Finalmente, después de un rato más yendo de aquí para allá por la sala de estar, mi vecino anunció que iba a sacar a los perros.

– Vosotros ahora no estáis en forma más que para ir a la cama -dijo, y acto seguido se sonrojó por la insinuación.

– No se preocupe; dormir es lo único que me veo capaz de hacer. -Le di las gracias por los favores que me había hecho a lo largo del día-. Sobre todo los espaguetis: estaban para chuparse los dedos.

– La vieja receta de Clara -dijo con una sonrisa.

Le llevó otros diez minutos terminar sus objeciones contra Conrad, sus consejos para mi recuperación y su promesa de que interceptaría a Marcena para que no nos despertase cuando volviera.

– Perfecto -dije-. A ver si se montan una buena estrategia para el hipódromo de Arlington que les solucione la vida.
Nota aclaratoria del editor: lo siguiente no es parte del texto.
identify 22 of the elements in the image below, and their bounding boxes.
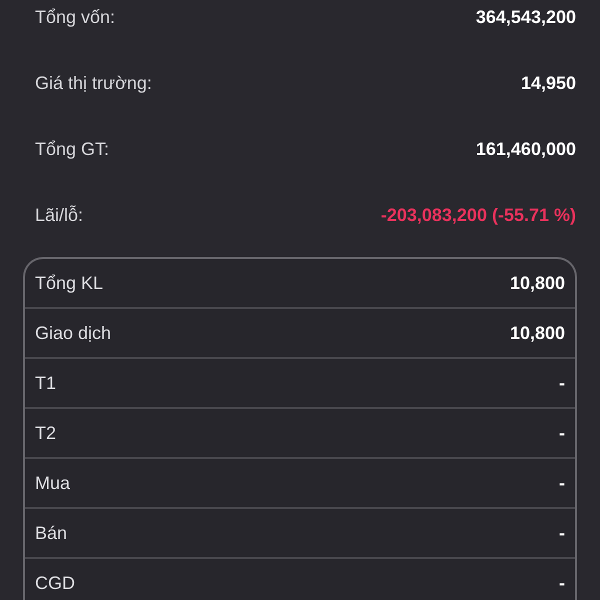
summary-label: Lãi/lỗ: <box>35 204 84 227</box>
detail-value: - <box>559 522 565 544</box>
summary-value: 364,543,200 <box>476 6 576 29</box>
detail-value: - <box>559 422 565 444</box>
detail-value: 10,800 <box>510 322 565 344</box>
summary-label: Giá thị trường: <box>35 72 152 95</box>
detail-value: - <box>559 572 565 594</box>
summary-label: Tổng vốn: <box>35 6 116 29</box>
detail-label: T2 <box>35 422 56 444</box>
detail-label: Mua <box>35 472 70 494</box>
detail-label: Giao dịch <box>35 322 112 344</box>
detail-label: T1 <box>35 372 56 394</box>
detail-label: Tổng KL <box>35 272 104 294</box>
detail-value: - <box>559 372 565 394</box>
detail-label: Bán <box>35 522 68 544</box>
detail-value: - <box>559 472 565 494</box>
summary-value: 14,950 <box>520 72 576 95</box>
summary-label: Tổng GT: <box>35 138 110 161</box>
detail-value: 10,800 <box>510 272 565 294</box>
summary-value: -203,083,200 (-55.71 %) <box>380 204 576 227</box>
detail-label: CGD <box>35 572 75 594</box>
summary-value: 161,460,000 <box>476 138 576 161</box>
Entretanto, Morrell y yo diseñaremos una estrategia para curar nuestros maltrechos cuerpos.

Dormimos a pierna suelta, al menos por turnos. Me levanté un momento para hablar con Marcena, que subió la escalera pese a los esfuerzos del señor Contreras por mantenerla alejada, para llevarse a Morrell. Morrell salió renqueando del dormitorio en vaqueros para decir que se quedaría conmigo hasta que yo misma pudiera llevarle a casa en coche.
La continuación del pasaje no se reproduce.